On appeal defendant contends only that his sentence must be reduced from a Class 3 felony to a Class A misdemeanor, on the grounds that there was no competent evidence of his prior conviction introduced at trial. He does not seek a new trial, therefore, we cannot consider any errors in the admission or rejection of evidence. (Chiribes v. Bjorvik, 100 Ill. App. 2d 150, 241 N.E.2d 626.) The court in Chiribes stated:

“Any error in the admission or rejection of evidence by the trial court can be considered by the Appellate Court only when a new trial is requested, and not when the sole request is for an outright reversal. 999 Gundich v. Emerson-Comstock Co., 21 Ill. 2d 117, at 128, 171 N.E.2d 60. Defendants have circumscribed the relief they may obtain in this court and waived any errors in the admission or exclusion of evidence by the trial court. McCottrell v. Benson, 32 Ill. App. 2d 367, 178 N.E.2d 144; 6 *

At the trial the State called three witnesses whose testimony was directed towards proving Flippen’s prior conviction, and his being released on parole.

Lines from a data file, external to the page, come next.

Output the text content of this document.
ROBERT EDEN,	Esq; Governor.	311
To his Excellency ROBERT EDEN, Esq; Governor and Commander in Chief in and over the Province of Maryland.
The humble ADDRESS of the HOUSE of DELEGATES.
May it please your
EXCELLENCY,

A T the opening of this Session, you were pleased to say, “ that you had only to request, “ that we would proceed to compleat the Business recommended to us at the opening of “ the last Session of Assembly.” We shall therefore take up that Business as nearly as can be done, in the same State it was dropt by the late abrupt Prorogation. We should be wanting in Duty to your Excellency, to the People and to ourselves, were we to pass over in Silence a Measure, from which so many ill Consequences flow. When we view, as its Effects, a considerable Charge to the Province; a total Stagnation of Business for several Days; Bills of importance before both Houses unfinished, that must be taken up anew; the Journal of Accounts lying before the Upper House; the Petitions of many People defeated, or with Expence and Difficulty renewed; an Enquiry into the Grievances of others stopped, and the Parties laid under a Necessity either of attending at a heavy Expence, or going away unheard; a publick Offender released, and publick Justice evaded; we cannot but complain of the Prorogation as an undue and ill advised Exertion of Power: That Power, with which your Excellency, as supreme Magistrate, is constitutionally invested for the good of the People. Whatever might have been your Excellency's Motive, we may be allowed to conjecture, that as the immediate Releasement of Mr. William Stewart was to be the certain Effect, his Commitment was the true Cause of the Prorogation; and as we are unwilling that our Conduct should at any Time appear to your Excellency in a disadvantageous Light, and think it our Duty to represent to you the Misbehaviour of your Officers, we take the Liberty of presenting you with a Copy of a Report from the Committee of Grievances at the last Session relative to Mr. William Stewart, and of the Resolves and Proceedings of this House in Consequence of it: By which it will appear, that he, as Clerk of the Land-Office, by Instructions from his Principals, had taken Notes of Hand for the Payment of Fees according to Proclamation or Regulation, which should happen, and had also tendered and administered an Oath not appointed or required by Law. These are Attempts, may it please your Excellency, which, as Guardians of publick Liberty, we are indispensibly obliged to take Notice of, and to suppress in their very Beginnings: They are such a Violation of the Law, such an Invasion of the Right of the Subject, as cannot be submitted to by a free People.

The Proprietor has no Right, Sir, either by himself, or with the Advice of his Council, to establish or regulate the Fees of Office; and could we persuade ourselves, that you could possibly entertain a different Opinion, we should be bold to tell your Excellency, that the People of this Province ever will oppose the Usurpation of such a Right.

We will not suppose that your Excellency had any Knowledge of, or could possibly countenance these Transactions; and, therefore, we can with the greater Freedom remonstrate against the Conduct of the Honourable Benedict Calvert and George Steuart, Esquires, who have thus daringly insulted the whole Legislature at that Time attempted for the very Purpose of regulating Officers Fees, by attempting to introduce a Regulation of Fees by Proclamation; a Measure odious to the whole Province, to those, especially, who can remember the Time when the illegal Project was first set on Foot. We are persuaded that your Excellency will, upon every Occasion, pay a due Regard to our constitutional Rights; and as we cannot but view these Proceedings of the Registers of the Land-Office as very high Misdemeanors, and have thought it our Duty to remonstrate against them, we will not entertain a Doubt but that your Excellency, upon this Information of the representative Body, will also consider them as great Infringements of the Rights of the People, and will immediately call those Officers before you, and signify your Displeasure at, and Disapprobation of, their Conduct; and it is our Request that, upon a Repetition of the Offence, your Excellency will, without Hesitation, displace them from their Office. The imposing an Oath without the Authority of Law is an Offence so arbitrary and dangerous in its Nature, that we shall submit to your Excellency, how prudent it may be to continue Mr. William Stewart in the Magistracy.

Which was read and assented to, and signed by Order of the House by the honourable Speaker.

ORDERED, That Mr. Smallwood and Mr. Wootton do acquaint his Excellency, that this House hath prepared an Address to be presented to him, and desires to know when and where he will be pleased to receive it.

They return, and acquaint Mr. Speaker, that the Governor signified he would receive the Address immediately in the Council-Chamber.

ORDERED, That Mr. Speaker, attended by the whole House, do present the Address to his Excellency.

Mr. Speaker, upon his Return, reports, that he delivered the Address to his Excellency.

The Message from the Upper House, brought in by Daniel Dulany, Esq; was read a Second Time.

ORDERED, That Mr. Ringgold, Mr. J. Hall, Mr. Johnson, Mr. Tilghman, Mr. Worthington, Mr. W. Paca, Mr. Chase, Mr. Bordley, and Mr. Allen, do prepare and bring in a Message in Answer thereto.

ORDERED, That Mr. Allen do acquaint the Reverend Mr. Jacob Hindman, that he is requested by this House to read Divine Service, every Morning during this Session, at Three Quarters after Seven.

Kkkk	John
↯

The first witness was a parole agent who identified Flippen as being “on parole” to him from the State penitentiary at Menard.

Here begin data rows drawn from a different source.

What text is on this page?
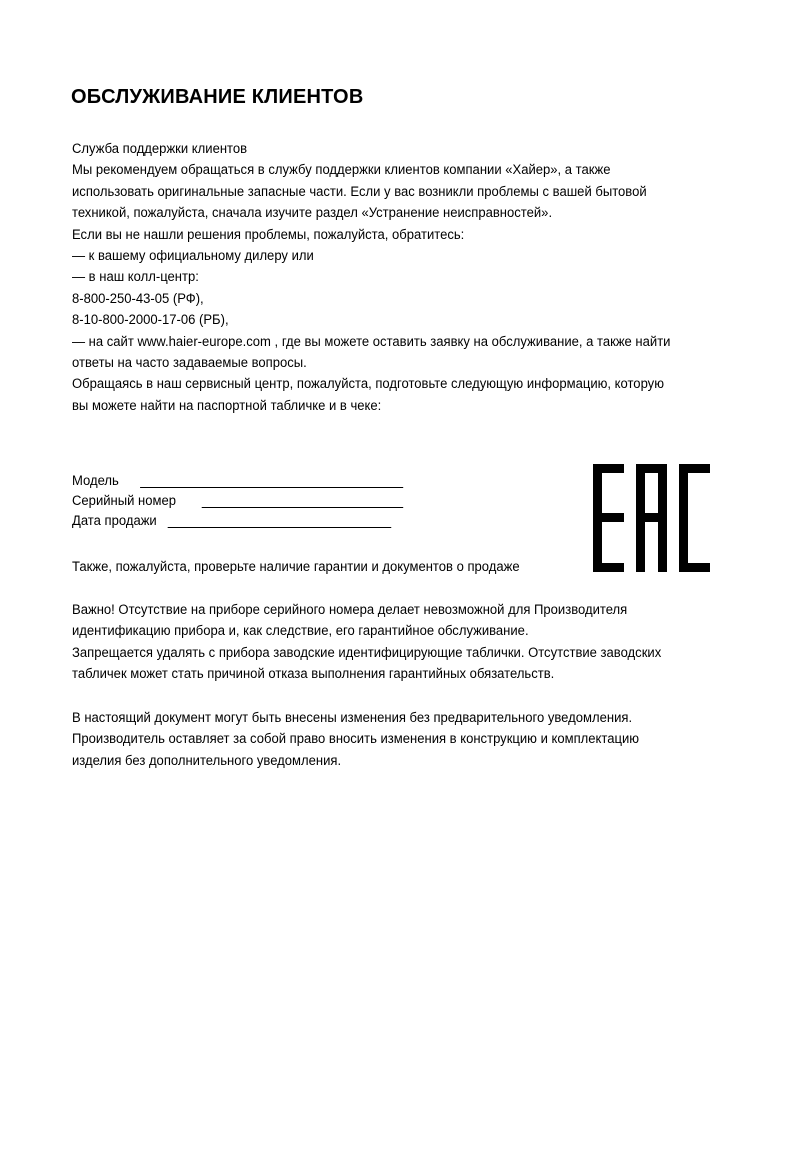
ОБСЛУЖИВАНИЕ КЛИЕНТОВ
Служба поддержки клиентов
Мы рекомендуем обращаться в службу поддержки клиентов компании «Хайер», а также
использовать оригинальные запасные части. Если у вас возникли проблемы с вашей бытовой
техникой, пожалуйста, сначала изучите раздел «Устранение неисправностей».
Если вы не нашли решения проблемы, пожалуйста, обратитесь:
— к вашему официальному дилеру или
— в наш колл-центр:
8-800-250-43-05 (РФ),
8-10-800-2000-17-06 (РБ),
— на сайт www.haier-europe.com , где вы можете оставить заявку на обслуживание, а также найти
ответы на часто задаваемые вопросы.
Обращаясь в наш сервисный центр, пожалуйста, подготовьте следующую информацию, которую
вы можете найти на паспортной табличке и в чеке:
Модель
Серийный номер
Дата продажи
Также, пожалуйста, проверьте наличие гарантии и документов о продаже
Важно! Отсутствие на приборе серийного номера делает невозможной для Производителя
идентификацию прибора и, как следствие, его гарантийное обслуживание.
Запрещается удалять с прибора заводские идентифицирующие таблички. Отсутствие заводских
табличек может стать причиной отказа выполнения гарантийных обязательств.
В настоящий документ могут быть внесены изменения без предварительного уведомления.
Производитель оставляет за собой право вносить изменения в конструкцию и комплектацию
изделия без дополнительного уведомления.
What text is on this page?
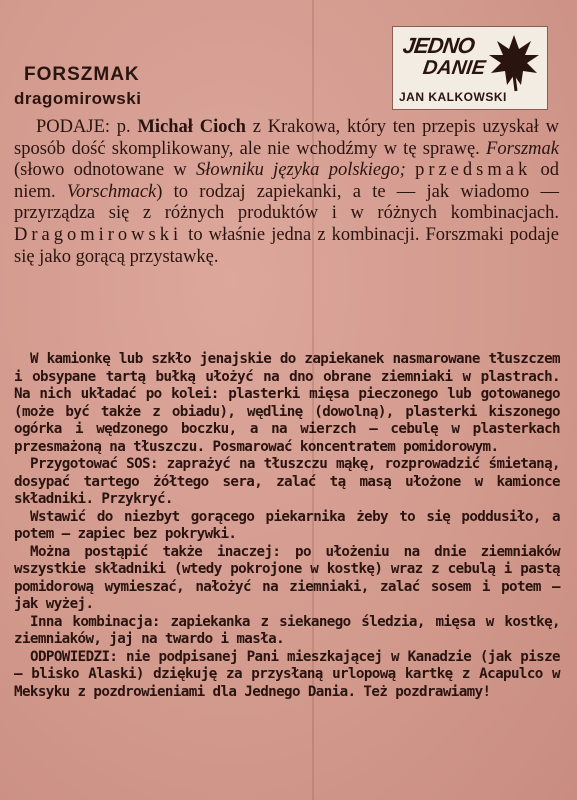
FORSZMAK
dragomirowski
JEDNO
DANIE
JAN KALKOWSKI

PODAJE: p. Michał Cioch z Krakowa, który ten przepis uzyskał w sposób dość skomplikowany, ale nie wchodźmy w tę sprawę. Forszmak (słowo odnotowane w Słowniku języka polskiego; przedsmak od niem. Vorschmack) to rodzaj zapiekanki, a te — jak wiadomo — przyrządza się z różnych produktów i w różnych kombinacjach. Dragomirowski to właśnie jedna z kombinacji. Forszmaki podaje się jako gorącą przystawkę.

W kamionkę lub szkło jenajskie do zapiekanek nasmarowane tłuszczem i obsypane tartą bułką ułożyć na dno obrane ziemniaki w plastrach. Na nich układać po kolei: plasterki mięsa pieczonego lub gotowanego (może być także z obiadu), wędlinę (dowolną), plasterki kiszonego ogórka i wędzonego boczku, a na wierzch — cebulę w plasterkach przesmażoną na tłuszczu. Posmarować koncentratem pomidorowym.

Przygotować SOS: zaprażyć na tłuszczu mąkę, rozprowadzić śmietaną, dosypać tartego żółtego sera, zalać tą masą ułożone w kamionce składniki. Przykryć.

Wstawić do niezbyt gorącego piekarnika żeby to się poddusiło, a potem — zapiec bez pokrywki.

Można postąpić także inaczej: po ułożeniu na dnie ziemniaków wszystkie składniki (wtedy pokrojone w kostkę) wraz z cebulą i pastą pomidorową wymieszać, nałożyć na ziemniaki, zalać sosem i potem — jak wyżej.

Inna kombinacja: zapiekanka z siekanego śledzia, mięsa w kostkę, ziemniaków, jaj na twardo i masła.

ODPOWIEDZI: nie podpisanej Pani mieszkającej w Kanadzie (jak pisze — blisko Alaski) dziękuję za przysłaną urlopową kartkę z Acapulco w Meksyku z pozdrowieniami dla Jednego Dania. Też pozdrawiamy!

The State’s second witness was a records clerk from Menard. He produced records from Menard compiled on a “Tony Flippen” that included photographs, a certified mittimus from Marion County, a dress-out slip, and parole papers. The mittimus, dated August 16, 1973, stated that Flippen was being committed for 1-3 years for the offense of theft (over $150).

All the State’s exhibits that were directed towards proving Flippen’s prior conviction were admitted over defense counsel’s objections that they were not the best evidence or that there should have been copies of the indictment and judgment order attached to the mittimus.

The third witness for the State was a State parole counselor for the district in which Mount Vernon is located. He testified that the State’s first witness had called him in April of 1974 and advised him that one of his parolees, Flippen, had been arrested, and asked that he (third witness) follow up the case. He testified that he saw Flippen on that occasion and on a later occasion shortly after the incident on which this conviction is based. His interview with Flippen after the April 1975 incident dealt with the possession of the gun involved.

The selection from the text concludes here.